Documentation

Random Subspace Classification

This example shows how to use a random subspace ensemble to increase the accuracy of classification. It also shows how to use cross validation to determine good parameters for both the weak learner template and the ensemble.

Load the ionosphere data. This data has 351 binary responses to 34 predictors.

[N,D] = size(X)
N = 351
D = 34
resp = unique(Y)
resp = 2x1 cell array
{'b'}
{'g'}

Choose the number of nearest neighbors

Find a good choice for k, the number of nearest neighbors in the classifier, by cross validation. Choose the number of neighbors approximately evenly spaced on a logarithmic scale.

rng(8000,'twister') % for reproducibility
K = round(logspace(0,log10(N),10)); % number of neighbors
cvloss = zeros(numel(K),1);
for k=1:numel(K)
knn = fitcknn(X,Y,...
'NumNeighbors',K(k),'CrossVal','On');
cvloss(k) = kfoldLoss(knn);
end
figure; % Plot the accuracy versus k
semilogx(K,cvloss);
xlabel('Number of nearest neighbors');
ylabel('10 fold classification error');
title('k-NN classification'); The lowest cross-validation error occurs for k = 2.

Create the ensembles

Create ensembles for 2-nearest neighbor classification with various numbers of dimensions, and examine the cross-validated loss of the resulting ensembles.

This step takes a long time. To keep track of the progress, print a message as each dimension finishes.

NPredToSample = round(linspace(1,D,10)); % linear spacing of dimensions
cvloss = zeros(numel(NPredToSample),1);
learner = templateKNN('NumNeighbors',2);
for npred=1:numel(NPredToSample)
subspace = fitcensemble(X,Y,'Method','Subspace','Learners',learner, ...
'NPredToSample',NPredToSample(npred),'CrossVal','On');
cvloss(npred) = kfoldLoss(subspace);
fprintf('Random Subspace %i done.\n',npred);
end
Random Subspace 1 done.
Random Subspace 2 done.
Random Subspace 3 done.
Random Subspace 4 done.
Random Subspace 5 done.
Random Subspace 6 done.
Random Subspace 7 done.
Random Subspace 8 done.
Random Subspace 9 done.
Random Subspace 10 done.
figure; % plot the accuracy versus dimension
plot(NPredToSample,cvloss);
xlabel('Number of predictors selected at random');
ylabel('10 fold classification error');
title('k-NN classification with Random Subspace'); The ensembles that use five and eight predictors per learner have the lowest cross-validated error. The error rate for these ensembles is about 0.06, while the other ensembles have cross-validated error rates that are approximately 0.1 or more.

Find a good ensemble size

Find the smallest number of learners in the ensemble that still give good classification.
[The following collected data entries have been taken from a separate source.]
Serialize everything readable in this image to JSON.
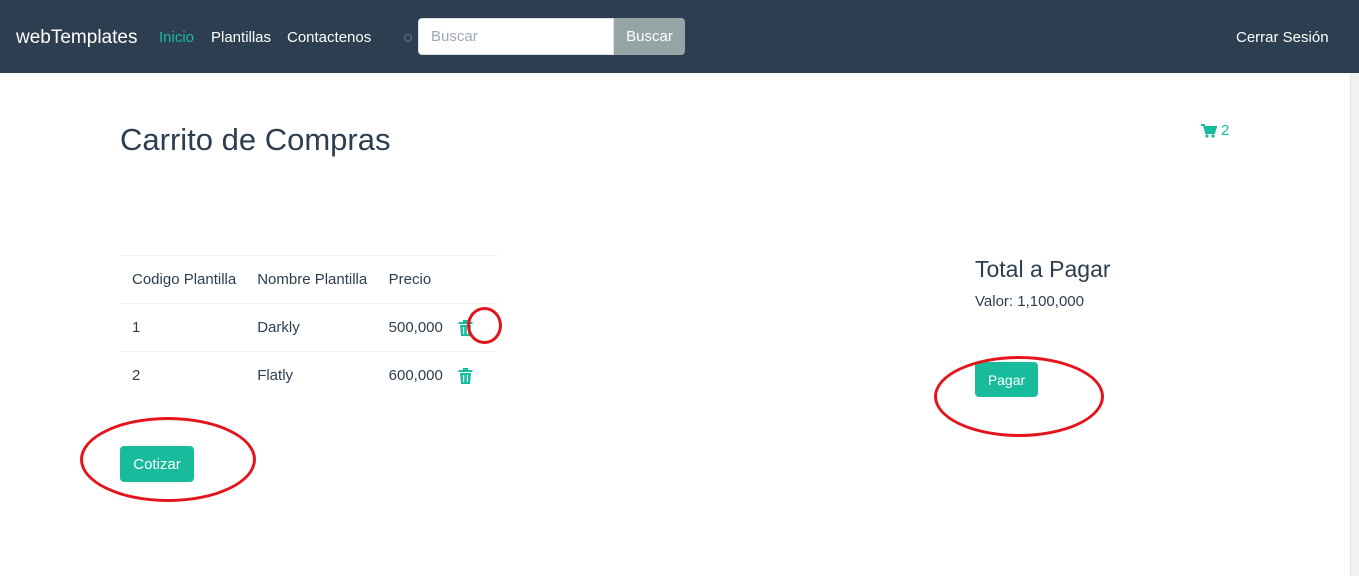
{
  "navbar": {
    "brand": "webTemplates",
    "links": [
      "Inicio",
      "Plantillas",
      "Contactenos"
    ],
    "active_link": "Inicio",
    "search": {
      "placeholder": "Buscar",
      "button_label": "Buscar"
    },
    "logout_label": "Cerrar Sesión"
  },
  "page": {
    "title": "Carrito de Compras",
    "cart_icon": "shopping-cart-icon",
    "cart_count": "2"
  },
  "table": {
    "headers": [
      "Codigo Plantilla",
      "Nombre Plantilla",
      "Precio"
    ],
    "rows": [
      {
        "code": "1",
        "name": "Darkly",
        "price": "500,000",
        "delete_icon": "trash-icon"
      },
      {
        "code": "2",
        "name": "Flatly",
        "price": "600,000",
        "delete_icon": "trash-icon"
      }
    ]
  },
  "actions": {
    "quote_label": "Cotizar",
    "pay_label": "Pagar"
  },
  "summary": {
    "heading": "Total a Pagar",
    "value_text": "Valor: 1,100,000"
  },
  "colors": {
    "navbar_bg": "#2c3e50",
    "accent": "#18bc9c",
    "secondary_button": "#95a5a6",
    "annotation": "#e3141b"
  }
}
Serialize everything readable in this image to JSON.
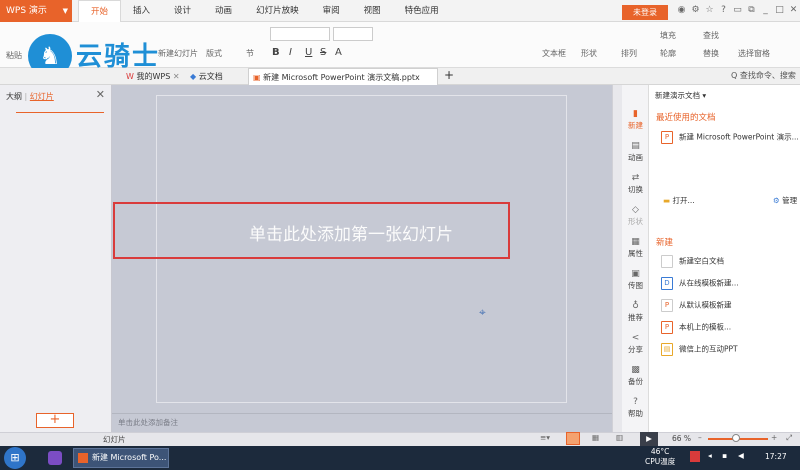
{
  "app": {
    "name": "WPS 演示"
  },
  "menu": [
    "开始",
    "插入",
    "设计",
    "动画",
    "幻灯片放映",
    "审阅",
    "视图",
    "特色应用"
  ],
  "login_label": "未登录",
  "logo_text": "云骑士",
  "ribbon": {
    "paste": "粘贴",
    "new_slide": "新建幻灯片",
    "layout": "版式",
    "section": "节",
    "font_bold": "B",
    "font_italic": "I",
    "font_underline": "U",
    "font_strike": "S",
    "font_color": "A",
    "textbox": "文本框",
    "shape": "形状",
    "arrange": "排列",
    "fill": "填充",
    "outline": "轮廓",
    "find": "查找",
    "replace": "替换",
    "select_pane": "选择窗格"
  },
  "tabs": [
    {
      "label": "我的WPS"
    },
    {
      "label": "云文档"
    },
    {
      "label": "新建 Microsoft PowerPoint 演示文稿.pptx"
    }
  ],
  "search_label": "查找命令、搜索",
  "left_panel": {
    "outline": "大纲",
    "slides": "幻灯片",
    "add": "+"
  },
  "slide": {
    "title_placeholder": "单击此处添加第一张幻灯片"
  },
  "notes_placeholder": "单击此处添加备注",
  "sidebar": [
    "新建",
    "动画",
    "切换",
    "形状",
    "属性",
    "传图",
    "推荐",
    "分享",
    "备份",
    "帮助"
  ],
  "task_pane": {
    "title": "新建演示文档",
    "recent_heading": "最近使用的文档",
    "recent_items": [
      "新建 Microsoft PowerPoint 演示..."
    ],
    "open": "打开...",
    "manage": "管理",
    "new_heading": "新建",
    "new_items": [
      "新建空白文档",
      "从在线模板新建...",
      "从默认模板新建",
      "本机上的模板...",
      "微信上的互动PPT"
    ]
  },
  "status": {
    "mode": "幻灯片",
    "zoom": "66 %"
  },
  "taskbar": {
    "app_label": "新建 Microsoft Po...",
    "temp": "46°C",
    "cpu_label": "CPU温度",
    "time": "17:27"
  },
  "colors": {
    "accent": "#e8632a",
    "canvas": "#c6c9d4",
    "highlight": "#d93b3b"
  }
}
ens = fitcensemble(X,Y,'Method','Subspace','Learners',learner, ...
'NPredToSample',5,'CrossVal','on');
figure; % Plot the accuracy versus number in ensemble
plot(kfoldLoss(ens,'Mode','Cumulative'))
xlabel('Number of learners in ensemble');
ylabel('10 fold classification error');
title('k-NN classification with Random Subspace'); There seems to be no advantage in an ensemble with more than 50 or so learners. It is possible that 25 learners gives good predictions.

Create a final ensemble

Construct a final ensemble with 50 learners. Compact the ensemble and see if the compacted version saves an appreciable amount of memory.

ens = fitcensemble(X,Y,'Method','Subspace','NumLearningCycles',50,...
'Learners',learner,'NPredToSample',5);
cens = compact(ens);
s1 = whos('ens');
s2 = whos('cens');
[s1.bytes s2.bytes] % si.bytes = size in bytes
ans = 1×2

1756756     1526796

The compact ensemble is about 10% smaller than the full ensemble. Both give the same predictions.